= Texy! =

Lightweight markup language

Texy is a lightweight markup language as well as converter of this format to XHTML, in a form of a library written in the PHP scripting language. It allows the user to write structured documents without knowledge or using of HTML language. Users write documents in human-readable text format and Texy converts it to structurally valid and well-formed XHTML code.

Texy! format includes tags for turning off the formatter as well as for direct CSS styling, thus it can be said it fully supports HTML and CSS. The format itself supports images, links (anchors), nested lists, and tables, among other things.

Other built-in features include a support of long words division (with respect for language rules), roll-over images, clickable emails and URL (emails are obfuscated against spambots), and an auto-correct tool for several typographic issues: national single and double quotation marks, ellipses, em dashes, dimension sign, nonbreakable spaces (e.g. in phone numbers), acronyms, arrows and many others.

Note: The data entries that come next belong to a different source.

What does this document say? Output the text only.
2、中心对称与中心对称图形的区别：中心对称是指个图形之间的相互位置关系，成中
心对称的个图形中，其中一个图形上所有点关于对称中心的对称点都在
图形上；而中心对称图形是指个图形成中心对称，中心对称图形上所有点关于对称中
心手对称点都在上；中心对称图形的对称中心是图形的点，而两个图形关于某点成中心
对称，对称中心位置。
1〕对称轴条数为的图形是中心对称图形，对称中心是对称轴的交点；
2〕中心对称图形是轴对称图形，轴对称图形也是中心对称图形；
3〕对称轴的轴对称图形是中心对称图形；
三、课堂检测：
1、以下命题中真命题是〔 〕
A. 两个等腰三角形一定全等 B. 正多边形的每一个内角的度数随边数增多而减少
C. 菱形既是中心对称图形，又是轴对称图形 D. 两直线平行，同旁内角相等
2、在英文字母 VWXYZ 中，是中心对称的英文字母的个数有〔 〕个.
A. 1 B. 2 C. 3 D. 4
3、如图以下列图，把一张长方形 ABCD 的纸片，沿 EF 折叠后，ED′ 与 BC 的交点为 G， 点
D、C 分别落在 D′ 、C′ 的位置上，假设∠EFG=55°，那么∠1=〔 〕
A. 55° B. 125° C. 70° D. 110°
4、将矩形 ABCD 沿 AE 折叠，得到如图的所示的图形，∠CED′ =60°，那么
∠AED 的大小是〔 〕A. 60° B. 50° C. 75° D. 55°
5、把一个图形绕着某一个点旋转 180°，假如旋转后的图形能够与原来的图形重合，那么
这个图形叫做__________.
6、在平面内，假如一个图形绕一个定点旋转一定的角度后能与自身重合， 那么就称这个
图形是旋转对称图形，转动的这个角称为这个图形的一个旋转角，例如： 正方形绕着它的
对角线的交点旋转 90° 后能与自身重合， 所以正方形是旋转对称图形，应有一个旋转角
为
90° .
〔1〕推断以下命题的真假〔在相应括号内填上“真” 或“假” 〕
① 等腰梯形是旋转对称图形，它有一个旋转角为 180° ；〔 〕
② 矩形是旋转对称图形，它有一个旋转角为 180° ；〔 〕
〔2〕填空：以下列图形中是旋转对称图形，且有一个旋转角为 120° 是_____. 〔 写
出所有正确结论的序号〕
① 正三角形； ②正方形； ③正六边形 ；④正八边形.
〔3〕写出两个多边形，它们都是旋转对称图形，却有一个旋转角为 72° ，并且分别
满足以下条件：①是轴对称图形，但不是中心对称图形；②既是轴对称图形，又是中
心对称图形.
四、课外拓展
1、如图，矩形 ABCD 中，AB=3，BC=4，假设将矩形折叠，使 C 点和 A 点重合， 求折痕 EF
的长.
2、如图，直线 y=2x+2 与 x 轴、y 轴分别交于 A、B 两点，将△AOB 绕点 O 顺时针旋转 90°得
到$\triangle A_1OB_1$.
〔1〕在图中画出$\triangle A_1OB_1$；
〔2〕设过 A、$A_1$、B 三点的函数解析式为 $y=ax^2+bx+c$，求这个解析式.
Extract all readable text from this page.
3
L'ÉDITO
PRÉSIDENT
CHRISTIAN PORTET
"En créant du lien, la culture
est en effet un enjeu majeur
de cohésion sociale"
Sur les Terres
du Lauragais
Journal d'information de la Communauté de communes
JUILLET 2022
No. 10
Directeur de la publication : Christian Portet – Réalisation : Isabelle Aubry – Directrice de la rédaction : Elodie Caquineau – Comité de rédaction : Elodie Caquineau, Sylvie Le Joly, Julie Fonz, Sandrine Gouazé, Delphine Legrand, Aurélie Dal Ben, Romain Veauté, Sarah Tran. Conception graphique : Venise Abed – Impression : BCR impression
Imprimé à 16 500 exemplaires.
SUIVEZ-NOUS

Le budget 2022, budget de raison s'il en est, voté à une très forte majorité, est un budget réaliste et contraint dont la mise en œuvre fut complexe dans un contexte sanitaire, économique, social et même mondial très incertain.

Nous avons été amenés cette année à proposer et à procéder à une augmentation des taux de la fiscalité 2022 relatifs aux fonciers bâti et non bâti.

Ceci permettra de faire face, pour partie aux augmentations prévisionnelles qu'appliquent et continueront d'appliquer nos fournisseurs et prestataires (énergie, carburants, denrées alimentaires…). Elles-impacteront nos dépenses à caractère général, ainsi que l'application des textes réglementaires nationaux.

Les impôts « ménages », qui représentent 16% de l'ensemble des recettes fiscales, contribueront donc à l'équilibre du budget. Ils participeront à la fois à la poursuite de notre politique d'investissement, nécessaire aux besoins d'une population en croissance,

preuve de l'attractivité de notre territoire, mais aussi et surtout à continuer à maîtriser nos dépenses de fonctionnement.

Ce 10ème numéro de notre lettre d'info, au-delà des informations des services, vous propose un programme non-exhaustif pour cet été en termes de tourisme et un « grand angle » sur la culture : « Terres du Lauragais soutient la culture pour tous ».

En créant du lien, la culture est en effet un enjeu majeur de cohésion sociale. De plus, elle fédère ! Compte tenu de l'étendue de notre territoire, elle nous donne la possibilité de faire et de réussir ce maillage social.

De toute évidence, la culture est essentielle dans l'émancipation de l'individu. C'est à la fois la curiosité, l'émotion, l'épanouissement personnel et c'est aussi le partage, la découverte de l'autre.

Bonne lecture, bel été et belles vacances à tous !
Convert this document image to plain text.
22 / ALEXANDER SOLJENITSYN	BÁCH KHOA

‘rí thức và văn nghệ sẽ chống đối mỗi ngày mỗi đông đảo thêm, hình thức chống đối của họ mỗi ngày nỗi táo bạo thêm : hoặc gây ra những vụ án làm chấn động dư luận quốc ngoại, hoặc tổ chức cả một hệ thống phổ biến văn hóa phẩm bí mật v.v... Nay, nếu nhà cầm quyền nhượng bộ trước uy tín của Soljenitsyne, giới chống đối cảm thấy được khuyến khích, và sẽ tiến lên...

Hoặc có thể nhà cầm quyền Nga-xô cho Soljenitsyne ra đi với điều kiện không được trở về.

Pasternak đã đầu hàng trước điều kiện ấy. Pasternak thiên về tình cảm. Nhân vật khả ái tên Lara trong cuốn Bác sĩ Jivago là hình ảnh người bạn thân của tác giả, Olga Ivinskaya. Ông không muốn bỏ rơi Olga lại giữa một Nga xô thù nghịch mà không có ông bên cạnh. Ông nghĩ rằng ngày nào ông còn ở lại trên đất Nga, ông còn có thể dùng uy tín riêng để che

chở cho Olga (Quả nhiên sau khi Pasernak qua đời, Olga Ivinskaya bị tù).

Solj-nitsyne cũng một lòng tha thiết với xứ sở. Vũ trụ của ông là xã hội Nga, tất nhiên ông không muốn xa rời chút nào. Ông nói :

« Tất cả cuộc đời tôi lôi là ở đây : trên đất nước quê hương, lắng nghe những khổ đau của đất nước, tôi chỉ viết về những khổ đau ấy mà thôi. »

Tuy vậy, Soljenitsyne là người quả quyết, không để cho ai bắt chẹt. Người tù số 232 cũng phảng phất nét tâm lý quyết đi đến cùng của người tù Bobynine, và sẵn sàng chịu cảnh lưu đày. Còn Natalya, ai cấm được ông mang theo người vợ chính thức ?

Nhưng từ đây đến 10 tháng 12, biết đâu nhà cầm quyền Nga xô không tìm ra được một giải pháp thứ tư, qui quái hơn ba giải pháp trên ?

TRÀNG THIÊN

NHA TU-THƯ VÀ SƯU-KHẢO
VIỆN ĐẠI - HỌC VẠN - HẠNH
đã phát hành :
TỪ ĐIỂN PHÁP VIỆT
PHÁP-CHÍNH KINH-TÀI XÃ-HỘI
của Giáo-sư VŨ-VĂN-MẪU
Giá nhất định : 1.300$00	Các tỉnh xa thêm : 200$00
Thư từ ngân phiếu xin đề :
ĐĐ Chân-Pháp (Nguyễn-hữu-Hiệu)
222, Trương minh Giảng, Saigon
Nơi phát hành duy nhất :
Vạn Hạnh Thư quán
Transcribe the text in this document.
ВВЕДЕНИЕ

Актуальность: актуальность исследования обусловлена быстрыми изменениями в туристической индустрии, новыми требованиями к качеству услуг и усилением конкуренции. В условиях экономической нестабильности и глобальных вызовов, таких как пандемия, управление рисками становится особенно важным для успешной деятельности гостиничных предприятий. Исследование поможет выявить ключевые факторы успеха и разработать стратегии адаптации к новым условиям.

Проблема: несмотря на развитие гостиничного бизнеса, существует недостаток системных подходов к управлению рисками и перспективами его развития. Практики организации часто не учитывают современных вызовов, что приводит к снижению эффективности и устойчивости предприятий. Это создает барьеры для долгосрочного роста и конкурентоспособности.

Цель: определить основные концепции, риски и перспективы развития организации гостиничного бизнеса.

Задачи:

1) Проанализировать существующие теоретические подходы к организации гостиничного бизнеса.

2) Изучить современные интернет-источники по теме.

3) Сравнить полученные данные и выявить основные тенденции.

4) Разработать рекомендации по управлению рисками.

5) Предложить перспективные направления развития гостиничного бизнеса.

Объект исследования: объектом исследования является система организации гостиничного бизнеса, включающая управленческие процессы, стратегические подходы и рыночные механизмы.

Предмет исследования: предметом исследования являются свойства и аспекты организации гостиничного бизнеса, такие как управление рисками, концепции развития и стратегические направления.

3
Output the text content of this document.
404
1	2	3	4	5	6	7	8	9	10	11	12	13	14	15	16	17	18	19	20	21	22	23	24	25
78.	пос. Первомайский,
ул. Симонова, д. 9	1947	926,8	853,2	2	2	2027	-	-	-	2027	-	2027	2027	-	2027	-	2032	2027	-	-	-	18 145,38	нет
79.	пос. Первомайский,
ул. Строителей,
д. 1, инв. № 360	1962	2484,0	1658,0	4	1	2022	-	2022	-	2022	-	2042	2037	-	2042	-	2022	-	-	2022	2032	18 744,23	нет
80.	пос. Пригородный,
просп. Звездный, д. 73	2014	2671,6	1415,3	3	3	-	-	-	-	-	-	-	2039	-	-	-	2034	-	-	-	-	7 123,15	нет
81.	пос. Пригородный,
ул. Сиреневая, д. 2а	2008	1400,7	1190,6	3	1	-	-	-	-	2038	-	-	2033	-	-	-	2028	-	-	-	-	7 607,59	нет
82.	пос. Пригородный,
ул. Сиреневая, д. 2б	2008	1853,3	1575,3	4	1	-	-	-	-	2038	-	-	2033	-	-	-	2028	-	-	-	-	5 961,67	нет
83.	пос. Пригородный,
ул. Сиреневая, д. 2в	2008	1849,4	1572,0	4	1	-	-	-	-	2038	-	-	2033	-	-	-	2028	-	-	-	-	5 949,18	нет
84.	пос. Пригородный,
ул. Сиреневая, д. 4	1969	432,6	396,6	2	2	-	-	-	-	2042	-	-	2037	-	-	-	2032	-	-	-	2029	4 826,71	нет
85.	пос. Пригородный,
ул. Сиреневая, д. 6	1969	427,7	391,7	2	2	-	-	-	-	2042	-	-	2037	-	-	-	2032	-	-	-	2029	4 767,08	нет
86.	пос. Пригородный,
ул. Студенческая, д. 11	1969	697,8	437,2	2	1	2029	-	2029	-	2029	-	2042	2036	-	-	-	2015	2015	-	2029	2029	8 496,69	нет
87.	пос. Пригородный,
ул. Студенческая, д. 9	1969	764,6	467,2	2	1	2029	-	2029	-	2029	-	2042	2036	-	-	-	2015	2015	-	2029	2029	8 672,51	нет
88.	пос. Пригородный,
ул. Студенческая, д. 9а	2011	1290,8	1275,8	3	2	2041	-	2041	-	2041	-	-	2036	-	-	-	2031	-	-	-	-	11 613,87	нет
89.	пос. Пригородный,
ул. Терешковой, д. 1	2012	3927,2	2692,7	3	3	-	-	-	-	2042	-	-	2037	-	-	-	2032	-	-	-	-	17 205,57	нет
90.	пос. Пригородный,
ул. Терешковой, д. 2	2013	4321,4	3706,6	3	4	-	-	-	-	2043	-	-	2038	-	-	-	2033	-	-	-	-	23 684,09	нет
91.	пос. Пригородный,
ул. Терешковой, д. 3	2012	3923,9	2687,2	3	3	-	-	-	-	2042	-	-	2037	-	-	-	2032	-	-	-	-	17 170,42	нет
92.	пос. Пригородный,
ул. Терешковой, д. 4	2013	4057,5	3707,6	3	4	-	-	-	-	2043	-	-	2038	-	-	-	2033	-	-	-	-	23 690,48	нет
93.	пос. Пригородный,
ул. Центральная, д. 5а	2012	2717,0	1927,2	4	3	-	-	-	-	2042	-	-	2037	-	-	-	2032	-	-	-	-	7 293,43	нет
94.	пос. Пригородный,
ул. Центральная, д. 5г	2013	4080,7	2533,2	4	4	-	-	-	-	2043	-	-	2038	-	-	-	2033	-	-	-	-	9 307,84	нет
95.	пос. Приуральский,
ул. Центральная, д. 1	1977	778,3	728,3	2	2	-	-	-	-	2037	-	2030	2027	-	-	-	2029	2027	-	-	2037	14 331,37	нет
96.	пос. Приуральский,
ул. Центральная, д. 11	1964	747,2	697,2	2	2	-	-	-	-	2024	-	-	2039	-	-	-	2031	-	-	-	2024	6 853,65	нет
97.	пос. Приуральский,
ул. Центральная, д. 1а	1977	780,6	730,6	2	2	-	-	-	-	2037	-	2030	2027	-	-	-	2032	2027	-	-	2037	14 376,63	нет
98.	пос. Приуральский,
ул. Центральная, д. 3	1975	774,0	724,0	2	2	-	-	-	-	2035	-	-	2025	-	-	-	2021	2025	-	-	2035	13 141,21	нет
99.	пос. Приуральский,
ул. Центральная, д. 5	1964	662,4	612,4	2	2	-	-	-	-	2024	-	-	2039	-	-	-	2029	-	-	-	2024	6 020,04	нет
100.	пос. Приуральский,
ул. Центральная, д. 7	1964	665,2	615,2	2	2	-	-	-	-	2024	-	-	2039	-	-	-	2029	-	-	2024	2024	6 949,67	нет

PHP implementation of Texy has been developed by David Grudl since 2004. It runs on PHP version 4.3.3 or newer and it can be used in any other platform using XML/RPC service. Current stable version is 2.9. Version 3.0 is planned.
Texy! is distributed under the GNU General Public License and New BSD License. Plugins for several content-management systems are included. Java implementation, named JTexy, is under development.

The project has its own website with basic description, syntax overview, on-line demo, XMLRPC, forum. Support for English-speaking users could be described as poor.